We developed a multifractal model that generalizes the well-known two-dimensional Vicsek fractal, with disks as basic units. The model is characterized by the presence of two-scaling factors ${\beta }_{\mathrm{s}1}$ and ${\beta }_{\mathrm{s}2}$ controlling the multifractal spectra and implicitly the box counting dimension $D_0$, in the range from 0 to 2.

Changes in the fractal heterogeneity are assessed using pddf and SAS intensity for several representative values of the scaling factors. The relative degree of heterogeneity is confirmed using the dimension spectra. However, depending on the relative values of the scaling factors, the changes can be more clearly visible in a particular space, that is, reciprocal or real. Thus, in order to extract additional structural information we identify three major situations, each one with its particular approach:

• If ${\beta }_{\mathrm{s}1}<<{\beta }_{\mathrm{s}2}$, the system is highly heterogeneous and structural parameters are more clearly visible in pddf (see Figure 3a), since the mass fractal region of the scattering intensity is very short Figure 4a). The scaling factor ${\beta }_{\mathrm{s}1}$ is extracted from the periodicity of large groups of distances, while ${\beta }_{\mathrm{s}2}$ can be extracted in a relatively good approximation, from the periodicity of smaller groups found inside larger ones.
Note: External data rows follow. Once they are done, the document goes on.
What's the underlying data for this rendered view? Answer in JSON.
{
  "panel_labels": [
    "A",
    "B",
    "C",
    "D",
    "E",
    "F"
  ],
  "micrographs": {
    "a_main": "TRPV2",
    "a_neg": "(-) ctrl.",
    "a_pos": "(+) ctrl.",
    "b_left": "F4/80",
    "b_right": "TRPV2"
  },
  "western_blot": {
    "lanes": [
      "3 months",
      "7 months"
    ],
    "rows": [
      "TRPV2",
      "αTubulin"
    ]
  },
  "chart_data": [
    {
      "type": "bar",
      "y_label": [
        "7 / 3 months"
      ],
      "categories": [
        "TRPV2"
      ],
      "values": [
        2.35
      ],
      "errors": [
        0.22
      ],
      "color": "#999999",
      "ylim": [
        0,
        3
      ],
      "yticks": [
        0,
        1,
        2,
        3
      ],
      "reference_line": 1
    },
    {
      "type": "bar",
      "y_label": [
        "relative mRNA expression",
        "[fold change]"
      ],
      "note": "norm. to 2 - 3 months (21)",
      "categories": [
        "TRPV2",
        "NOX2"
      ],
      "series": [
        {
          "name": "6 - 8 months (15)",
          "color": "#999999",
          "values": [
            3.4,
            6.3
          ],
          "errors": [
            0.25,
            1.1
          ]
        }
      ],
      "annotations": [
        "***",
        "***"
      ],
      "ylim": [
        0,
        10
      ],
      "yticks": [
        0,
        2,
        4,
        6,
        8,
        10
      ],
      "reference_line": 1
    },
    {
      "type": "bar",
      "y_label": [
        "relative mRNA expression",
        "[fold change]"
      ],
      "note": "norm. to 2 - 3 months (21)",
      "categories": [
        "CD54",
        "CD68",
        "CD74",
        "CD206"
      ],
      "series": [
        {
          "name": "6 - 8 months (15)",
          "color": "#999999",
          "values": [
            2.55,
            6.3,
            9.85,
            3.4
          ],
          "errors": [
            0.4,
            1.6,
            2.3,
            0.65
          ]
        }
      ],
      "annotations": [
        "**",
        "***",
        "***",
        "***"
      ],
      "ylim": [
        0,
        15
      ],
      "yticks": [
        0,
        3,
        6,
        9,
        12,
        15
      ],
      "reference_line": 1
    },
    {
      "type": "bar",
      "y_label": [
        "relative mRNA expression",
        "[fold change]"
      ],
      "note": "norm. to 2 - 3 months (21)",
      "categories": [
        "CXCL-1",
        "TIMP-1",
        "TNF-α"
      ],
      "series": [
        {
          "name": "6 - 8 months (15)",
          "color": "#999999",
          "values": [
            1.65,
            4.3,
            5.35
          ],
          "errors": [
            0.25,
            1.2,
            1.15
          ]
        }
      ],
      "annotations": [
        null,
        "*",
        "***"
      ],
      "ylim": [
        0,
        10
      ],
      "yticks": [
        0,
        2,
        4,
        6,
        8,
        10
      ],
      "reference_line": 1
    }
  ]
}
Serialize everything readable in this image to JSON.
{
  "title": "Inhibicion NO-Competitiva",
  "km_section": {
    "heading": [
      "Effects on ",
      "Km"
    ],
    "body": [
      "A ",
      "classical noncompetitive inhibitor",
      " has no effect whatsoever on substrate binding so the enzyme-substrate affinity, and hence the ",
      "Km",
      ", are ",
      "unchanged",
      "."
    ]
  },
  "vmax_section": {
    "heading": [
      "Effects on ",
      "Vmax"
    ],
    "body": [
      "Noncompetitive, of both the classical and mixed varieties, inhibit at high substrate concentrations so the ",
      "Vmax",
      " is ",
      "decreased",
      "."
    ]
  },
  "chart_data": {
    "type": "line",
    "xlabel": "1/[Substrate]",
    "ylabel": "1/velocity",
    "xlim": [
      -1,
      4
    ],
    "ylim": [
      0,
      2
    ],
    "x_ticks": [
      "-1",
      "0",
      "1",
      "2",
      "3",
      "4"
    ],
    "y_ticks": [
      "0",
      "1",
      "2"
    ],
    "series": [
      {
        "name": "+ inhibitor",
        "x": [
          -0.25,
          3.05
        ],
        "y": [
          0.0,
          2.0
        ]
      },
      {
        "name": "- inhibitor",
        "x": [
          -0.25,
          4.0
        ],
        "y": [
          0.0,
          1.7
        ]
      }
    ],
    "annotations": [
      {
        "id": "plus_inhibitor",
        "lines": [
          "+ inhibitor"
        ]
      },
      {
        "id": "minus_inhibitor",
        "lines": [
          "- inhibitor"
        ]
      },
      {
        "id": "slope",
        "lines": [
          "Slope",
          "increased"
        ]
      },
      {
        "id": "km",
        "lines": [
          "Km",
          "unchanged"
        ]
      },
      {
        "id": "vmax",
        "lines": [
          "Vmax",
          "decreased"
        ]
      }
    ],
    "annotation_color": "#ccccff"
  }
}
The number of fractal iterations coincide with the number of large distinct groups in pddf.
• If ${\beta }_{\mathrm{s}1}\lesssim {\beta }_{\mathrm{s}2}$, separation of pddf in distinct groups of distance is not very clear since the values of distances arising from each of the scaling factors begin to mix with each other (see Figure 3b,c), and thus extracting exact values of the scaling factors can become a very difficult task. However, in the reciprocal space, the corresponding mass fractal region of scattering intensity is characterized by a succession of maxima and minima on a power-law decay (generalized power-law decay) and the value of the largest scaling factor can be clearly estimated from the periodicity of minima. In addition, the fractal dimension can be obtained from the scattering exponent of this power-law decay while the fractal iteration number can be obtained from the number of the minima.
• If ${\beta }_{\mathrm{s}1}={\beta }_{\mathrm{s}2}$, the system reduces to a single scale fractal. Structural properties of such systems have been studied elsewhere (see Reference [30]).

Since multifractal spectra can be obtained by analyzing the images captured using various techniques, such as atomic force microscopy, scanning/transmission electron microscopy, computed tomography etc., a combined analysis of multifractal spectra together with SAS data can provide a route towards a more detailed structural analysis of multifractal structures at nano/micro-scales by exploiting the advantages provided by both real and reciprocal space analysis.